Читаем Моя жизнь с Набоковым полностью

Так что имя Набокова стояло у меня в сознании в одном ряду с запретными, известными мне лишь по разговорам родителей да по сварливым статьям “Литературной газеты” именами Живаго и Солженицына. Надо сказать, что человеком я к тому времени был уже довольно начитанным — в мере, в какой оная начитанность допускалась властями предержащими, — но при этом безнадежно советским. Не думаю, что формула “Пастернака я не знаю, но одобрить не могу” была мне стихийно близка, однако и претензий никаких я к советской власти не имел, напротив, одобрял всемерно. Не одобряя одновременно Сахарова (так у него же просто-напросто комплекс Оппенгеймера) и Дубчека (какая такая свобода? разве можно жить в обществе и быть от него свободным?). Помнится, первый в моей жизни культурный шок идеологического характера я испытал уже много позже, году в 76-м, когда, порывшись в каталоге абонемента Библиотеки иностранной литературы, что на Ульяновской, и не обнаружив там ни единого интересовавшего меня автора либо названия, услышал от знакомой девушки, работавшей в этой библиотеке да, собственно, меня туда и приведшей, что процентов, кажется, семьдесят, не то девяносто поступающих к ним книг уходит в закрытый фонд. Ясно помню ноябрьский вечер, газовые фонари на Солянке, по которой я, едва ли не глотая слезы, топал в сторону ЦК КПСС и матерно ругал неведомо кого: “Суки, они мне еще будут указывать, чего я могу читать, а чего не могу!”
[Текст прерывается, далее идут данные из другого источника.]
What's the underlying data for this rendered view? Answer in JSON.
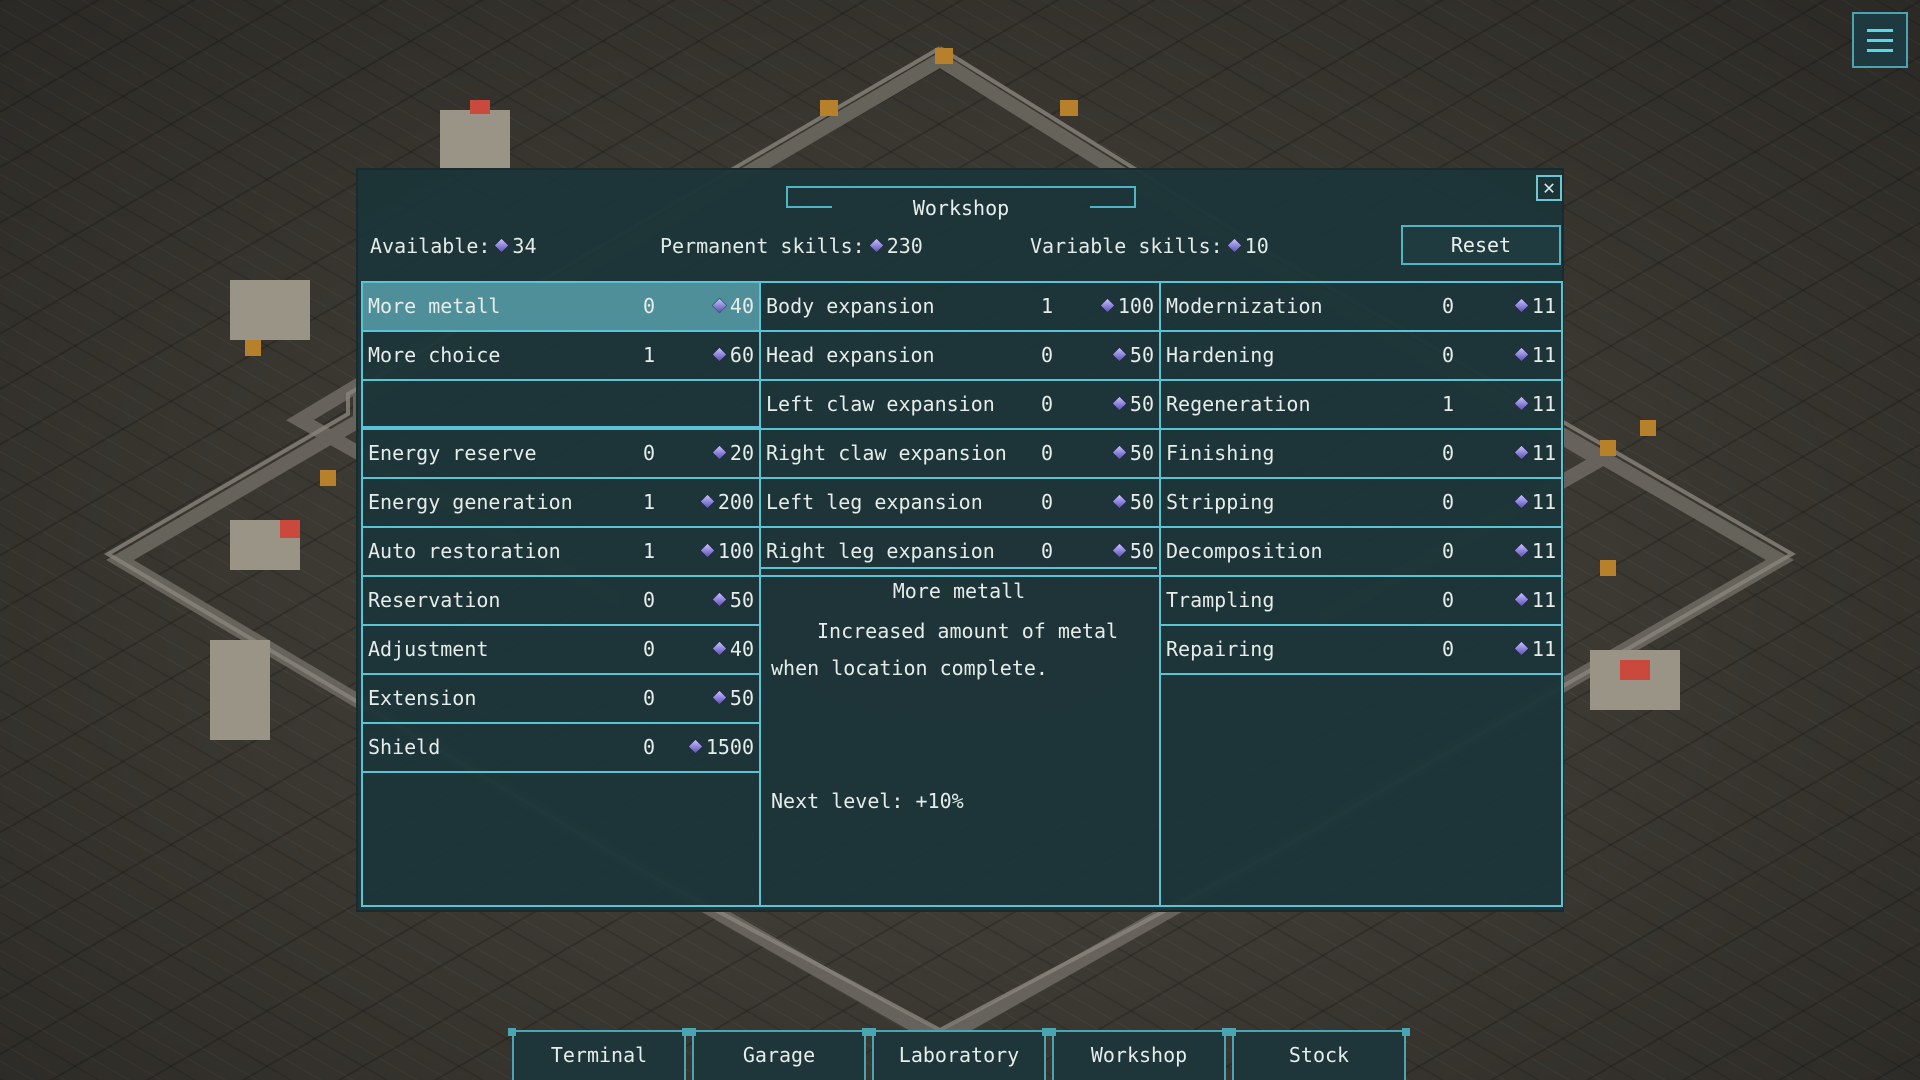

Тут стоит сказать, что я к той поре уже прошел в Дубне аспирантуру и что была в этой Дубне замечательная городская библиотека, в которой я впервые прочитал Заболоцкого, и Мандельштама, и Пастернака, и Цветаеву, и Ахматову, и, наверное, Платонова. Не говоря уж о Кафке, Бёлле и Маркесе. Дубне же обязан я и тем, что волей-неволей пристрастился читать по-английски — преимущественно научные журналы и книги, но все же, все же. И может быть, окончательно подготовил, так сказать, почву Московский кинофестиваль 71-го года, на котором я, увидев “Березняк”, “Беспечного ездока” и много чего другого, сообразил вдруг, что проблематика искусства и его язык не исчерпываются тем, что было мне до того известно.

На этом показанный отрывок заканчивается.